Bu bir insan insiyakıdır. Kimi her daim şampiyon takımların otomatik taraftarıdır. Kimi ise hep Afrika takımlarından yanadır. Ezilenden yana olmak, haksızlığa karşı durmak ve 'uydum kalabalığa' teranesine pabuç bırakmamak.
Bireysel ve toplumsal nefisle mücadelenin adıdır hayat. Nefis bazen postaldır, bazen sandık.. Ümidimizi, azmimizi dört mevsim inek gibi sağanlardan usandık.
Çoğunluk her zaman statükodan yanadır. Hayatın idamesi, vaziyetin idaresi, pozisyonun korunması, çıkarların devamı derin bir muhafazakârlık gerektirir. Özellikle de 'kâr'ın muhafazası..
Şeytan ama'lı cümlelerde gizlidir. "Yiyor ama yapıyor", "Çalıyor ama bölüşüyor", "Hırsız ama bizden", "Ama biraz da bizimkiler götürsün", "Ama başka alternatif mi var?" gibi.
Dünya üzerindeki 6.7 milyar insan temelde 2 tarikata mensuptur: Vicdaniler ve işkembeviler.. Ve aralarındaki terazidir tarih. Gerçi birinciler ikincilerin azami 10'da 1'i olabilmişlerdir sürüsüne bereket yüzyıllar boyunca. Yine de vicdanlıların yüzü suyu hürmetine dalgalanır iyiliğin bayrağı. Ve varoluşun sırrı işte budur.
Menfaatlerin toplu pazarlanması gerginlik yaratır. Boy boy çıkar tezgâhları kaçırılmaması gereken bir pazar alışverişidir. Ekmeklerine yapılan zam için kılı kıpırdamayanlar; takımları, partileri, cemaatleri için canhıraş bir kavgaya hazırdırlar.
Bir zamanlar Müslüm Gürses'e laf söylemek bıçaklanmak sebebiydi. Zira Müslümcülük gelmiş geçmiş en katolik tarikatlardan biriydi. Allah'ı tartışmaya demokrasi, Peygamberi tartışmaya diyalog, majeste hazretlerini tartışmaya ise bozgunculuk diyorlar.
Ebeveyninizi siz seçemezsiniz. Çocukluk arkadaşlarınızı, sınıfınızı, öğretmeninizi de siz seçemezsiniz. Askerde düştüğünüz bölük ve gittiğiniz yer sizin seçiminiz değildir. Üniversite için 20 tane tercih yaparsınız ama içlerinden ÖSYM seçer. Tuttuğunuz takımda 'efsane başkan', tuttuğunuz partide 'asırlık çınar', tutulduğunuz dini cereyanda 'seçilmiş efendi'ler vardır.
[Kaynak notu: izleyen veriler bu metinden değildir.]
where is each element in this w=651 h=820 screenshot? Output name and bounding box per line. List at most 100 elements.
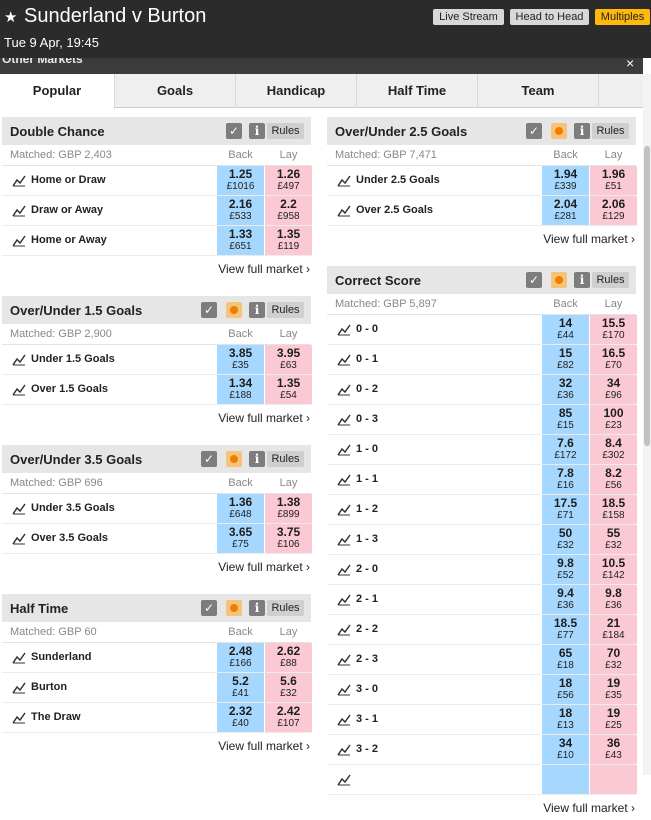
- chart-icon[interactable]: [12, 204, 26, 217]
- scrollbar-thumb[interactable]: [644, 146, 650, 446]
- live-icon[interactable]: [551, 272, 567, 288]
- lay-price-button[interactable]: 3.75 £106: [265, 524, 312, 553]
- back-price-button[interactable]: 9.8 £52: [542, 555, 589, 584]
- back-price-button[interactable]: 15 £82: [542, 345, 589, 374]
- chart-icon[interactable]: [337, 683, 351, 696]
- tab-goals[interactable]: Goals: [115, 74, 236, 108]
- rules-button[interactable]: Rules: [592, 272, 629, 288]
- tab-half-time[interactable]: Half Time: [357, 74, 478, 108]
- rules-button[interactable]: Rules: [267, 123, 304, 139]
- rules-button[interactable]: Rules: [267, 451, 304, 467]
- chart-icon[interactable]: [337, 563, 351, 576]
- chart-icon[interactable]: [337, 713, 351, 726]
- chart-icon[interactable]: [337, 204, 351, 217]
- back-price-button[interactable]: 2.48 £166: [217, 643, 264, 672]
- lay-price-button[interactable]: 34 £96: [590, 375, 637, 404]
- lay-price-button[interactable]: 2.62 £88: [265, 643, 312, 672]
- check-icon[interactable]: ✓: [201, 302, 217, 318]
- lay-price-button[interactable]: 2.42 £107: [265, 703, 312, 732]
- lay-price-button[interactable]: 1.35 £119: [265, 226, 312, 255]
- lay-price-button[interactable]: 1.35 £54: [265, 375, 312, 404]
- chart-icon[interactable]: [12, 651, 26, 664]
- live-icon[interactable]: [226, 451, 242, 467]
- check-icon[interactable]: ✓: [201, 600, 217, 616]
- check-icon[interactable]: ✓: [201, 451, 217, 467]
- back-price-button[interactable]: 2.32 £40: [217, 703, 264, 732]
- chart-icon[interactable]: [337, 473, 351, 486]
- info-icon[interactable]: i: [249, 451, 265, 467]
- view-full-market-link[interactable]: View full market ›: [218, 560, 310, 574]
- tab-popular[interactable]: Popular: [0, 74, 115, 109]
- lay-price-button[interactable]: 70 £32: [590, 645, 637, 674]
- chart-icon[interactable]: [337, 593, 351, 606]
- live-icon[interactable]: [226, 600, 242, 616]
- lay-price-button[interactable]: 16.5 £70: [590, 345, 637, 374]
- back-price-button[interactable]: 50 £32: [542, 525, 589, 554]
- chart-icon[interactable]: [12, 353, 26, 366]
- back-price-button[interactable]: 2.04 £281: [542, 196, 589, 225]
- chart-icon[interactable]: [12, 234, 26, 247]
- lay-price-button[interactable]: 19 £25: [590, 705, 637, 734]
- chart-icon[interactable]: [12, 502, 26, 515]
- view-full-market-link[interactable]: View full market ›: [218, 411, 310, 425]
- multiples-button[interactable]: Multiples: [595, 9, 650, 25]
- live-icon[interactable]: [226, 302, 242, 318]
- tab-team[interactable]: Team: [478, 74, 599, 108]
- view-full-market-link[interactable]: View full market ›: [543, 232, 635, 246]
- scrollbar[interactable]: [643, 74, 651, 775]
- lay-price-button[interactable]: 1.96 £51: [590, 166, 637, 195]
- chart-icon[interactable]: [337, 174, 351, 187]
- back-price-button[interactable]: 1.33 £651: [217, 226, 264, 255]
- back-price-button[interactable]: 85 £15: [542, 405, 589, 434]
- rules-button[interactable]: Rules: [267, 600, 304, 616]
- info-icon[interactable]: i: [574, 272, 590, 288]
- chart-icon[interactable]: [12, 174, 26, 187]
- lay-price-button[interactable]: 19 £35: [590, 675, 637, 704]
- rules-button[interactable]: Rules: [267, 302, 304, 318]
- lay-price-button[interactable]: 1.38 £899: [265, 494, 312, 523]
- back-price-button[interactable]: 2.16 £533: [217, 196, 264, 225]
- back-price-button[interactable]: 32 £36: [542, 375, 589, 404]
- chart-icon[interactable]: [337, 353, 351, 366]
- back-price-button[interactable]: 65 £18: [542, 645, 589, 674]
- back-price-button[interactable]: 34 £10: [542, 735, 589, 764]
- lay-price-button[interactable]: 1.26 £497: [265, 166, 312, 195]
- lay-price-button[interactable]: 2.06 £129: [590, 196, 637, 225]
- lay-price-button[interactable]: 5.6 £32: [265, 673, 312, 702]
- chart-icon[interactable]: [12, 711, 26, 724]
- back-price-button[interactable]: 17.5 £71: [542, 495, 589, 524]
- info-icon[interactable]: i: [574, 123, 590, 139]
- lay-price-button[interactable]: 21 £184: [590, 615, 637, 644]
- info-icon[interactable]: i: [249, 123, 265, 139]
- info-icon[interactable]: i: [249, 600, 265, 616]
- lay-price-button[interactable]: 9.8 £36: [590, 585, 637, 614]
- back-price-button[interactable]: 3.85 £35: [217, 345, 264, 374]
- info-icon[interactable]: i: [249, 302, 265, 318]
- back-price-button[interactable]: 1.36 £648: [217, 494, 264, 523]
- chart-icon[interactable]: [337, 383, 351, 396]
- lay-price-button[interactable]: 8.4 £302: [590, 435, 637, 464]
- back-price-button[interactable]: 9.4 £36: [542, 585, 589, 614]
- chart-icon[interactable]: [337, 503, 351, 516]
- back-price-button[interactable]: 3.65 £75: [217, 524, 264, 553]
- back-price-button[interactable]: 18 £56: [542, 675, 589, 704]
- view-full-market-link[interactable]: View full market ›: [543, 801, 635, 815]
- back-price-button[interactable]: 7.8 £16: [542, 465, 589, 494]
- lay-price-button[interactable]: 3.95 £63: [265, 345, 312, 374]
- chart-icon[interactable]: [337, 533, 351, 546]
- check-icon[interactable]: ✓: [526, 123, 542, 139]
- lay-price-button[interactable]: 2.2 £958: [265, 196, 312, 225]
- chart-icon[interactable]: [337, 323, 351, 336]
- lay-price-button[interactable]: 55 £32: [590, 525, 637, 554]
- chart-icon[interactable]: [12, 383, 26, 396]
- back-price-button[interactable]: 18.5 £77: [542, 615, 589, 644]
- chart-icon[interactable]: [337, 443, 351, 456]
- back-price-button[interactable]: 18 £13: [542, 705, 589, 734]
- back-price-button[interactable]: 5.2 £41: [217, 673, 264, 702]
- head-to-head-button[interactable]: Head to Head: [510, 9, 589, 25]
- lay-price-button[interactable]: 15.5 £170: [590, 315, 637, 344]
- view-full-market-link[interactable]: View full market ›: [218, 262, 310, 276]
- live-stream-button[interactable]: Live Stream: [433, 9, 504, 25]
- favourite-star-icon[interactable]: ★: [4, 8, 17, 26]
- live-icon[interactable]: [551, 123, 567, 139]
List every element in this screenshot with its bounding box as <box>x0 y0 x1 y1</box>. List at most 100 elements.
Bir pazarda domates yada salatalık seçebilirsiniz o da pazarcının izin verdiği kadar. Bir de 4 senede 1 "Pazar" günleri kendinize benzeyenleri seçebilirsiniz. Sonra seçilmiş efendilerin tahakkümü berdevam. Buna 'pazar demokrasisi' derler. Langırt köy sandığı..
Ben oyumu yalnızlığa veriyorum. İnsanın kozmik yalnızlığına.. Ve yıldızlar arası gök yolculuğuna..
Ben oyumu vicdana veriyorum. Günübirlik yaşantının ufuk ötesine.. Ve ideallerin inanç olarak davranışa dönüşmesine..
30 Mart'ta bayrakla, broşürle heba edilmiş bir ilke görüyorum. Bu seçimde yapılan israf da ayrı bir ekonomik krizdir diyorum.
30 Mart'ta krizzedelere eklenmiş seçimzedeler görüyorum. Memleketin enerjisini boşa emdik diyorum.
Amerika seçimlerinde oy kullanmak istiyorum. Başka da bir şey demiyorum.